Grannie’s family : she was Isabella Vass and she married David Vass. She advised her own family never to marry in the village as there was so much inbreeding., and she told me the same. Her family mostly took her advice. David did not marry. Alex my father married Jean Masson from Aberdeenshire. Andrew married Ethelredda Adams from Wales. Teenie married Andrew Ross from Shandwick (Johndans) and they had a son Andrew my age who never married. Maggie married Dan Mitchell from Rockfield. they were courting but Grannie wouldn’t agree to them getting married as Maggie was only 19. (Grannie herself had married at 29). Dan went off ton America and years later came back and married Maggie. I must have been 12. Dan used to write Maggie , and Andrew Ross and I would sing , “Duncan Grey came here to woo” and Maggie would chase us. They lived at No. 17 Rockfield village but had no family. Bell married William Gorman (Irish?). He was a shipwright with the navy and they met when his ship the Repulse? was in Invergordon and she worked in the canteen. He was over 6 ft and handsome. They had three children : Mary, David and Christine, and lived in Rosyth.

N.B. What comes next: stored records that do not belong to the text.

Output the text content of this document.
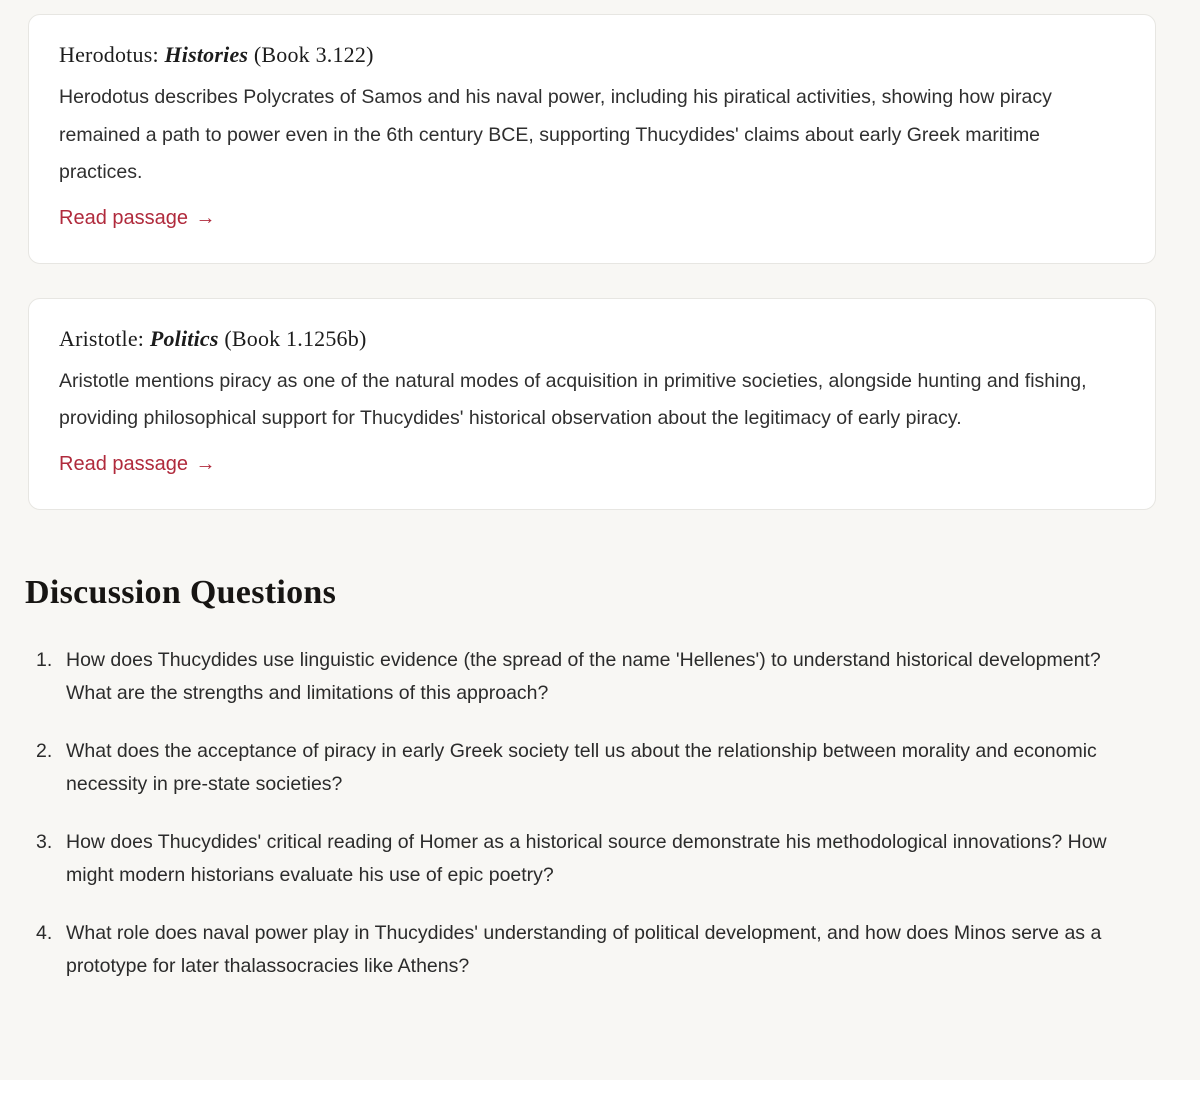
Herodotus: Histories (Book 3.122)

Herodotus describes Polycrates of Samos and his naval power, including his piratical activities, showing how piracy remained a path to power even in the 6th century BCE, supporting Thucydides' claims about early Greek maritime practices.

Read passage →
Aristotle: Politics (Book 1.1256b)

Aristotle mentions piracy as one of the natural modes of acquisition in primitive societies, alongside hunting and fishing, providing philosophical support for Thucydides' historical observation about the legitimacy of early piracy.

Read passage →
Discussion Questions
1. How does Thucydides use linguistic evidence (the spread of the name 'Hellenes') to understand historical development? What are the strengths and limitations of this approach?
2. What does the acceptance of piracy in early Greek society tell us about the relationship between morality and economic necessity in pre-state societies?
3. How does Thucydides' critical reading of Homer as a historical source demonstrate his methodological innovations? How might modern historians evaluate his use of epic poetry?
4. What role does naval power play in Thucydides' understanding of political development, and how does Minos serve as a prototype for later thalassocracies like Athens?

John married Alice Graham from Rosyth and had a boy David and girl Lesley. Alice died a few years later from cancer, and he eventually married Jessie.

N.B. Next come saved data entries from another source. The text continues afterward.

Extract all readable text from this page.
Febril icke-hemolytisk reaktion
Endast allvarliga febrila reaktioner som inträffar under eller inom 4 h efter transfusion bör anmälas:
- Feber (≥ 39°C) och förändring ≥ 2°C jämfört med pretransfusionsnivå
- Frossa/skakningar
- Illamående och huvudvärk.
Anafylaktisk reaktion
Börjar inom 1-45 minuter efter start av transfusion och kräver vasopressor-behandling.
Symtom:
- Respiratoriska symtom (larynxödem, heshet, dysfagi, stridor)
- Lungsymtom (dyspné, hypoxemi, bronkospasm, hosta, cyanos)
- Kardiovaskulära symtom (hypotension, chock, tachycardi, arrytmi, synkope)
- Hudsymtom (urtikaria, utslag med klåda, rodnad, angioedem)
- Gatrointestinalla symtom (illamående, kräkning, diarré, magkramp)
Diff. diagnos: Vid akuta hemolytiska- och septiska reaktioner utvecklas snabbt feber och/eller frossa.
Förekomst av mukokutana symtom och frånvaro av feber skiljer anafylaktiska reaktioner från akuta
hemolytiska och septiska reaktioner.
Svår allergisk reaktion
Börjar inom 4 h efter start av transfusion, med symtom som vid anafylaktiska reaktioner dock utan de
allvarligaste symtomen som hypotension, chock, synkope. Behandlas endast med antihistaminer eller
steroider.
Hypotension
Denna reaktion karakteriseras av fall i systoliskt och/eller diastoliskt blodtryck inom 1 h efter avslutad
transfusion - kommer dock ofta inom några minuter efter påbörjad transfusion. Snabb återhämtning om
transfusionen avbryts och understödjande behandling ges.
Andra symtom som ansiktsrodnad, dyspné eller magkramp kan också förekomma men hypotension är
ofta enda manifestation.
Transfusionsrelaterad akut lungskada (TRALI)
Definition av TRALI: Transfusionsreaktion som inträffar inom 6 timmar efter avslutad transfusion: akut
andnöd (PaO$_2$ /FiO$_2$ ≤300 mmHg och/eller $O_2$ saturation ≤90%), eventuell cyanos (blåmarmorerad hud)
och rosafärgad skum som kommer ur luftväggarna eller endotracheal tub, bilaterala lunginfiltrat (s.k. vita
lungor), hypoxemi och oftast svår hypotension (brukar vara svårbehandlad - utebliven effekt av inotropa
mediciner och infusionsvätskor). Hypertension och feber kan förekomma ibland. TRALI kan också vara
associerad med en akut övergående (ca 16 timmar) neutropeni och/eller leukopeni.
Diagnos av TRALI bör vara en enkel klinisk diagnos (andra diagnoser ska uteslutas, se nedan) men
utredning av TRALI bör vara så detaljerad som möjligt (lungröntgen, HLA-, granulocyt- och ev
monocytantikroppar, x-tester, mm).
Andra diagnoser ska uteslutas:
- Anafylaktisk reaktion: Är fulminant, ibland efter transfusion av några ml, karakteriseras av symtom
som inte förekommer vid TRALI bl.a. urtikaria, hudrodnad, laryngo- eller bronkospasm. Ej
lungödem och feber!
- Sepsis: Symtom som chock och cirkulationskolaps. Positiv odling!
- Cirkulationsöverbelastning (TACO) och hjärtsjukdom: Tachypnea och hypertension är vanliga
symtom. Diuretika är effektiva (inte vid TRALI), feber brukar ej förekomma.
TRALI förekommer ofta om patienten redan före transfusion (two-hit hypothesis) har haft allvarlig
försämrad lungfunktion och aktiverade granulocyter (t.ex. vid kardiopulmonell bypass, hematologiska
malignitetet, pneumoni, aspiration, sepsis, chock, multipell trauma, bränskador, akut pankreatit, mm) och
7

A favourite outing was a visit to Maggie and Dan in Rockfield. Teenie took us by bus going to Portmahomack. We came off at the memorial to servicemen killed in the First World War, and then walked a mile or so past Bankhead Farm to the top of the brae and down the cliffside road to the village. There were probably 20 houses then and most of the people were called Mitchell and were related. It was a lovely village sheltered by the cliff from the winds, except the easterly which on a high tide, the sea could be swept over the wall and reach the houses. One year there was a tremendous lot of seaweed swept up and when it rotted the smell was awful and the iodine or whatever was so strong, all the paint was stripped from the wood of the houses. The village was so isolated that when we walked along the street, you could see the curtains move and eyes looking at you all the way. We were unkind in those days and said they were the “missing link”. The sheds in front of the houses were usually half boats upended.
Maggie always made us very welcome. There was a feast on the table of cakes and biscuits from the van which called once or twice a week . we had soup and meat boiled in the soup with cabbage or cauliflower from Dan's garden and usually a jelly separated in three layers made from eggs, milk and gelatine, with tinned pears or peaches. Maggie did us proud, but I think she was lonely and never quite fitted into the village.